Eines wird bei der Atom-Renaissance übrigens gerne übersehen: Die größte Lüge, der an Verdrehungen der Wahrheit nicht armen Nutzung der Kernkraft, ist das Gerede von der "zivilen Nutzung". Die Hauptfunktion der meisten Atommeiler ist die Bereitstellung waffenfähigen Plutoniums und Urans. Indische Meiler wurden beispielsweise mit negativer Energiebilanz betrieben, sie brauchten also mehr Strom als sie produzierten. Auch heute zeigt sich immer deutlicher, um was es eigentlich geht.
In den USA wurde Joe Bidens "Green New Deal" von der Erdölindustrie erfolgreich torpediert. Die Spitze der Demokraten verliert zwar ein paar Krokodilstränen, aber wirklich ärgern tut sich nur Bernie Sanders.
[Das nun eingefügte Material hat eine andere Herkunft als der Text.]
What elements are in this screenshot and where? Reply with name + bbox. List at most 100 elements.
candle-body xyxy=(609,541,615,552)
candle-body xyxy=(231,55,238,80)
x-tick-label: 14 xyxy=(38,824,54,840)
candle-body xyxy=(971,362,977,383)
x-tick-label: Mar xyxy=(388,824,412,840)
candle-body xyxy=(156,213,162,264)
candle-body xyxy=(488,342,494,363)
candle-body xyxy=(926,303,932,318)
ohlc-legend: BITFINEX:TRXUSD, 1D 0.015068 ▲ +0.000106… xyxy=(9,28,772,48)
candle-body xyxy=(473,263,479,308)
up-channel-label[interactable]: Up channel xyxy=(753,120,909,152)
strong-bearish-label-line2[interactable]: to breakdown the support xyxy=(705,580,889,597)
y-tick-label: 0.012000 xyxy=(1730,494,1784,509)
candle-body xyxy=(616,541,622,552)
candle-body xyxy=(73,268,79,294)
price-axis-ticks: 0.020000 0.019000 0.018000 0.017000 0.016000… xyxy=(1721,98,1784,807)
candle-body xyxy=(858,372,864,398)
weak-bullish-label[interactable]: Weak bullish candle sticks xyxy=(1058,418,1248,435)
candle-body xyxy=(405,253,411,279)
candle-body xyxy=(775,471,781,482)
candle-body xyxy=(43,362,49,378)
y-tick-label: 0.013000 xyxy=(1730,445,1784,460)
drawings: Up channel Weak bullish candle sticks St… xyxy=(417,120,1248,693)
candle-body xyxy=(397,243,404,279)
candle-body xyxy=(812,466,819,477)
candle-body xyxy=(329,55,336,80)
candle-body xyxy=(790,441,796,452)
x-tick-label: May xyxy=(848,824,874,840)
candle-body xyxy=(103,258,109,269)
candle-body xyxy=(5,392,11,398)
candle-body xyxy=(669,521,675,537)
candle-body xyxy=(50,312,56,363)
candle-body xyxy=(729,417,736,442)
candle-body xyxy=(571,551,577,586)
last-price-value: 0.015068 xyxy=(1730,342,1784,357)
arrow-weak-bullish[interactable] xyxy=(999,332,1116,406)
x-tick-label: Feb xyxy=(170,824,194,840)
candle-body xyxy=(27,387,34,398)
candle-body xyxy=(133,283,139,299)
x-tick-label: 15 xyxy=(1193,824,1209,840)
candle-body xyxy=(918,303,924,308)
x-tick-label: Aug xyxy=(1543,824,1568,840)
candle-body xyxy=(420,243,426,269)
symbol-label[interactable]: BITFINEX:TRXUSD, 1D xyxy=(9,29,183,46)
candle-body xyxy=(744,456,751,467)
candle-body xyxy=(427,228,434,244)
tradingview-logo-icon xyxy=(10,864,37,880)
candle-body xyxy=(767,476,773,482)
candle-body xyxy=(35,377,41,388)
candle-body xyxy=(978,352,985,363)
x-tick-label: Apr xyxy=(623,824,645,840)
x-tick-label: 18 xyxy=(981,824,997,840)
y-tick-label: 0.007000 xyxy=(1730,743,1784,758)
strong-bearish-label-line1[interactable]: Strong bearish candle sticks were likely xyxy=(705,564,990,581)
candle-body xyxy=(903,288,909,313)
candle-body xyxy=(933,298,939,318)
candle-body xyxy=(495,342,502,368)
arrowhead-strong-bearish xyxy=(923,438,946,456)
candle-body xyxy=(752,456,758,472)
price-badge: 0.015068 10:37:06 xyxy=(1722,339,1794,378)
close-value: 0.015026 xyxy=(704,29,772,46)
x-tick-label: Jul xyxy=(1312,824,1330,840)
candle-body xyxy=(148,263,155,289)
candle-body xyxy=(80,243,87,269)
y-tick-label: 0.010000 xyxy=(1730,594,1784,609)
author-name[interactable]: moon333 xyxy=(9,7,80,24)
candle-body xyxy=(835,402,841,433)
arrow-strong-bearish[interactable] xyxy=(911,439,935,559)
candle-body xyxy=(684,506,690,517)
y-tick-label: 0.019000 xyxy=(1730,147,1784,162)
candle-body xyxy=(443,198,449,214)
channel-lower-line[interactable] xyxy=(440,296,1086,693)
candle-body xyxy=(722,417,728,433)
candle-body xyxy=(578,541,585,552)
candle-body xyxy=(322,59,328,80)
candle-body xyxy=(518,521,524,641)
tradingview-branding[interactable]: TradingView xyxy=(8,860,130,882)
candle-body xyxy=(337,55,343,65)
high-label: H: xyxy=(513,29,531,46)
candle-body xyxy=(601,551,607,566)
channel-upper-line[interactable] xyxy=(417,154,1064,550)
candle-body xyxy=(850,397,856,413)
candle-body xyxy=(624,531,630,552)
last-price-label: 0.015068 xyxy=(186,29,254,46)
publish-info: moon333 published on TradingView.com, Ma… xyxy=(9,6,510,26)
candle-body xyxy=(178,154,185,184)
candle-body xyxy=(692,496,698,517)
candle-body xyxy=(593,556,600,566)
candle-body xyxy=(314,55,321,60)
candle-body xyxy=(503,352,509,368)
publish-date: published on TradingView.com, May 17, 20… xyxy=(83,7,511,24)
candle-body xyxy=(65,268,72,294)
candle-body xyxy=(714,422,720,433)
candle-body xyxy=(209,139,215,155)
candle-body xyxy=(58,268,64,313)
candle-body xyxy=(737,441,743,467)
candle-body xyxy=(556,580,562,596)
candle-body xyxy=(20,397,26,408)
Zugleich werden hunderte Milliarden Dollar in die Erneuerung der atomaren U-Boot-Flotte gesteckt.
Das verbündete Australien wird zum ruinös teuren Kauf eigener Atom-U-Boote gezwungen (und das wutschnaubende Frankreich beim Deal ausgebootet). Das sind also die wahren Sorgen der Großmächte, die weitaus wichtiger als Pandemie oder Klimawandel zu sein scheinen. Österreich ist auf diesem "Grand Chessboard" natürlich ein viel zu kleiner Flecken und hält sich bequem aus allem raus. Den Krieg für eine saubere Welt sollen andere verlieren.